The first level of friendship, acquaintances, is a shallow type of relationship. In these superficial friendships we might only contact each other to say Happy Birthday through social media or congratulate someone on their new job. Our behaviours keep the friendship breathing - but barely. There is only the bare minimum of efforts put in to this level of relationship. The second level, casual friendships, builds on the basic life support of acquaintances and adds in closeness. This might look like short messages exchanged over WhatsApp. There is not necessarily any level of emotional depth offered in these communications. Connection ranges from acknowledgements to sharing and allows for a basic understanding of what is going on in each others lives. This is a relationship based on storytelling rather than shared experiences. This level of friendship can still be achieved online and doesn’t require giving more of ourselves. The third level, close friendships, however begins to weave in satisfaction, something that is difficult to achieve solely online and requires being present and sharing experiences. This level of friendship is typically outwardly focused, targeting interests that you both have in common for example. The fourth level of friendship, intimate friendship, takes time to develop. It requires honesty, loyalty and most importantly a solid foundation of trust. Typically intimate friends share values as well as goals in life. There is an inward as well as outward focus in these friendships.
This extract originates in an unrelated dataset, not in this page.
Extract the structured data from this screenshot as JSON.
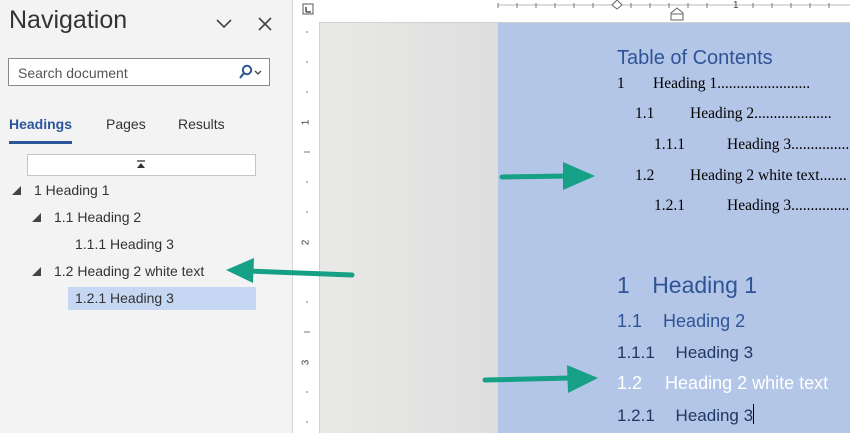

Spending time with these friends often feels easy . Jokes flow freely and you feel safe to be yourself knowing that you will be accepted for who you are in your entirety. These are the friendships that we feel a sense of deep connection and acceptance in. Where we feel seen and understood. This type of friendship is rare. Due to the depth of these kind of friendships, often taking years to achieve, we are only capable of maintaining a handful of these relationships at any one time.

Although the differences are obvious and somewhat stark when I print this out in black and white, there are commonalties too - each and every level of friendship requires time, emotional energy, communication and dedication.

Ultimately whether people hold onto their friends or grow apart appears, in large part, to come down to dedication and communication. In the most stable friendships communication is a priority. These friends trust and confide in each other, support each other, offer help, and keep each other up-to-date on life developments. Research also suggests that equality and fairness in friendships is central to their survival. Friends don’t necessarily need to communicate regularly, or intricately, just similarly. Friendships survive because we live up to each other’s expectations. These kind of communication skills and a mutual understanding may help friends successfully transition through life changes that threaten friendship stability. When I think about the people I know with the greatest talent for friendship, I see that they do just this. They make connection a priority and they compliment each other in the ways they communicate and connect.

Friendships are those relationships which add colour and joy to our lives. We are left feeling enriched by them. Friendships don’t just happen or work. They require nurture and care to survive and thrive.

The more hours I put into this chaotic business of living, the more I find myself craving those deeper quieter connections. The friends I have now, those relationships that have come the distance, who are part of my aging plan, are the people I want to keep opting in with. These are the people I want to keep clearing space in my diary for.

Ask yourself this…how long can you really keep postponing dinner before you have no one to go to diner with??

This post is dedicated to my friends - the originals and those I have picked up and held on to along the way. Those who have come the distance. Who are firmly part of my aging plan. Thank you all for the most joyous of life lessons.